In the UK Prime Minister David Cameron and his Chancellor decided that having won power last year they needed to act and convince the bond market that they where serious about cutting the budget deficit.
Having watched bond yields in Greece and other euro zone trouble-spots soar, Osborne got to work on a series of spending cuts that would get the UK’s house in order over the medium term.
As far as the international bond markets are concerned, Osborne and Cameron succeeded.
Yields, and therefore borrowing costs for Britain’s millions of home owners, have remained relatively low and warnings of downgrades from the major credit agencies over possible downgrades have receded.
At the same time the backlash against public sector cuts has been huge with the country increasingly divided between London - where public spending has the least impact - and the rest of the country, where public sector jobs have for a decade driven growth rates and an economic renaissance for many cities which lost old industries in the 1980s.
A summer of strikes and protests is expected as the market looks for clues on the impact of austerity measures on growth rates.
Unfortunately for the fiscal hawks, the early signs have not been good on growth.
In the forth quarter the economy contracted significantly as cold weather stopped people hitting the shops in the run-up to Christmas, while economists expect Wednesday’s first quarter GDP to confirm that the hoped-for rebound in growth has been weak at best.
Consumer confidence, spending and the housing market all remain weak and the Bank of England is questioning whether to hold back on tightening monetary policy despite inflation topping 4 percent.
“The majority of MPC members (voting members at the Bank of England) appears concerned that tightening policy now would risk prompting a sharp fall in household demand,” said Simon Hayes, the chief UK economist at Barclays Capital in London in a research note before the long Easter weekend.
“The precise degree to which households retrench in the face of the various pressures on their disposable incomes is hard to gauge and recent reports from retailers have been even more downbeat than we might have expected.
It is too early to say whether this apparent weakness simply reflects normal volatility, or is a sign of an even more depressed outlook,” Hayes added.
Royal Wedding a Risk?
The state of the UK economy is so uncertain that one economist is even warning that the Royal Wedding could skew the data over the coming months.
“At first glance, the marriage of Prince William to Miss Catherine Middleton on Friday 29th April hardly seems to be an important economic issue that merits close examination,” said Samuel Tombs, the UK economist at Capital Economics in a note to clients.

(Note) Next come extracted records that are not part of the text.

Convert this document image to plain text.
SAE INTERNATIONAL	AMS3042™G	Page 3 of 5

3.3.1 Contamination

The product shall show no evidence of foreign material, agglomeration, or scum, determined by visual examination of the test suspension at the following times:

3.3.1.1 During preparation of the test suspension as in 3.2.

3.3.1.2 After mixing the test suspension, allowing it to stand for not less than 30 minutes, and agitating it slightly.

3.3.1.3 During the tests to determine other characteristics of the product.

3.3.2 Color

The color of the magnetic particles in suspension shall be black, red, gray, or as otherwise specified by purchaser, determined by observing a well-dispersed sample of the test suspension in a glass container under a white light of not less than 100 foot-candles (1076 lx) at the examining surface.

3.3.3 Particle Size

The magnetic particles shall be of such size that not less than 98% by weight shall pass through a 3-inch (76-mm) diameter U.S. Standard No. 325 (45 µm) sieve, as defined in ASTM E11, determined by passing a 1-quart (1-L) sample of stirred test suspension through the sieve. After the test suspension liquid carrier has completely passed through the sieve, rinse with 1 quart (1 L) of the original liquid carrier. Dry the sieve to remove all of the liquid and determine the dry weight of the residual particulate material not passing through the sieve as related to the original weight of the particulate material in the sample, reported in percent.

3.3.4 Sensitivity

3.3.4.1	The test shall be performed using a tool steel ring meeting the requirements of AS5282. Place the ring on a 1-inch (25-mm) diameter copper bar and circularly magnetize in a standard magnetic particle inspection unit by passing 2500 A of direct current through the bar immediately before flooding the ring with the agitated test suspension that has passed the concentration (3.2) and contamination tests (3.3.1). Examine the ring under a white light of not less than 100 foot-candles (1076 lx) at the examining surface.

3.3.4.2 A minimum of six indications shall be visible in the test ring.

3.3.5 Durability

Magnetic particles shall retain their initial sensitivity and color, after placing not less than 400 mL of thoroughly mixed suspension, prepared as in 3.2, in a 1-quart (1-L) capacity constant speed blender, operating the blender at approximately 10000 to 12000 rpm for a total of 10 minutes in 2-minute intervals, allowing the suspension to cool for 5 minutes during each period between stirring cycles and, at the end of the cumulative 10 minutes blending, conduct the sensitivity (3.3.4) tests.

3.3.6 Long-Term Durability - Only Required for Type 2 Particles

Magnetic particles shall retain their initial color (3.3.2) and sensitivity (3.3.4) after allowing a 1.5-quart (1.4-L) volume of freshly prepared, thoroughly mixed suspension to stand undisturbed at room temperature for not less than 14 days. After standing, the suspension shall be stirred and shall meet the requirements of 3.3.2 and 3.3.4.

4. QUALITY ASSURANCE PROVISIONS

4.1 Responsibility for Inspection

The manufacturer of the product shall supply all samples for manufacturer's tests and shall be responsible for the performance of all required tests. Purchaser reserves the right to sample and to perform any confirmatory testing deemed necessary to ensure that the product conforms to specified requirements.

“Nonetheless, the Royal Wedding is likely to add to the volatility of the economic data over the next couple of months, making it even harder to judge the underlying strength of the recovery,” Tombs warned.
In other words conditions are so uncertain in the UK that a day off for British workers to watch a wedding could actually have an impact on economist’s ability to measure economic growth.
In America the debate over how to cut spending is raging following S&P’s decision to put US debt on negative outlook.
Tim Geithner, the US Treasury Secretary told CNBC last week that Congress will find a solution to balancing the budget although the battle over whether any shortfall is funded by tax rises or spending cuts is likely to dominate the political debate until the outcome of the 2012 presidential elections is known.
The real debate on American austerity will start once the voters have re-elected President Obama or elected a Republican rival.
Finding a credible medium-term spending plan, putting it into practice and then holding your nerve as the data leads the market to question the merits of said austerity measures will be as difficult for President Obama or the 45th President of the United States as it has been in recent months for David Cameron and George Osborne.